My eldest is 8.5 and has been playing out unsupervised since last summer. He knows where he can go to the top shop, around the three streets and down to the bottom field. If his friends go further he comes back home. There are always quite a few kids he plays with. He even goes to the shop if I run out of milk. If you trust your son why not let him go out a little further every couple of months?

Rosebel · 20/01/2020 17:28

While I think the other mum allows too much independence you sound rather strict. You said that you watch him even when he's playing in your street. You need to start giving him a bit of independence.
I think before your son sees this boy you and the other mum need to agree ground rules about how far they can go and what time they need to be home.
It's unfortunate the first time your son went further afield he ended up lost and hurt. Obviously that's going to make you anxious but I would try and build up allowing him out without feeling the need to watch from the window.
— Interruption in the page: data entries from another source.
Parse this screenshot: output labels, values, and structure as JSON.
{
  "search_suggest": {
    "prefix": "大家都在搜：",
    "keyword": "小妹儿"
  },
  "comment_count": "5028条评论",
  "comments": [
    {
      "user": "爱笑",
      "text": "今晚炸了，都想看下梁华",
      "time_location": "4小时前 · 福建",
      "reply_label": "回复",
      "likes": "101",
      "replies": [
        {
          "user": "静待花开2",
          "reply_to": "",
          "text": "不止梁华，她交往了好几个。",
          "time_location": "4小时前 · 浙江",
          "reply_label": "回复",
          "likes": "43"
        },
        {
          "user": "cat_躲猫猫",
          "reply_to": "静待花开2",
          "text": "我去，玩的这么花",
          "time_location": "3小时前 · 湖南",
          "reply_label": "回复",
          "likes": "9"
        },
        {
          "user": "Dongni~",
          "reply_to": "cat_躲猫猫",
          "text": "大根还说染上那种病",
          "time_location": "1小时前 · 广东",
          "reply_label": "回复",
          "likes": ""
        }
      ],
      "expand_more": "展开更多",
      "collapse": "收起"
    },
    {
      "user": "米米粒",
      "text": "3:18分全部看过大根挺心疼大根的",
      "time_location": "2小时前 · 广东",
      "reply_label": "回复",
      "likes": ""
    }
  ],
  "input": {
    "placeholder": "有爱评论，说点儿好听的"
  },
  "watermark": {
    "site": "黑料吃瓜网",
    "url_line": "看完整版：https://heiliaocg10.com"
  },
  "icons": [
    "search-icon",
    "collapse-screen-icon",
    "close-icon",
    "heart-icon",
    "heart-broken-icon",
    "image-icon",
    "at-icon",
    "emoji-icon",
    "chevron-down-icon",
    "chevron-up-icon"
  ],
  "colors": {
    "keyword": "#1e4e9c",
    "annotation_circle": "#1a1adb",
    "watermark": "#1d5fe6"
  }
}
TheBigFatMermaid · 20/01/2020 17:36

8 with SN is too young to play unsupervised!

I didn't let my DC out at that age, mainly because DD is pretty wild (I suspect ADHD) and DS is just daft!

I think I started letting DD out at 9 ish but she has to stay with a certain area! We live really close to the park, so that was included in the area. We gradually increased it and now she is 14, she catches a bus 20 miles to college and 26 miles to go to her boyfriends!

IceCreamAndCandyfloss · 20/01/2020 18:28

Mine didn’t play out unsupervised at 8. I was more than happy to host friends in the home and garden so it was never an issue. I dislike them playing in the street so it was either the garden or we went to the playground etc.

BronteSisters · 20/01/2020 18:42

It all about the area and the child himself. Around our village it is completely normal to see children who aren't even 5 yet playing with friends and no adults on the common/park opposite our houses. Children age 6+ can and do walk to and from school if they live close by the school (up to about 3 streets away).
Age 7+ some are allowed to roam a very large area of the village. My own son is allowed to call for his friend on the other side of the village and vice versa. They're 7 years old.

If I lived where my DSis does though mine would be allowed on the street outside the house and no further. Location is key.

WorraLiberty · 20/01/2020 18:52

I'd insist your child plays in your street only for now. If his friend is allowed to roam, he'll be allowed to play in your street too.

Unfortunately the 6yr old will just have to learn it's not yet age appropriate for her, until you decide it is.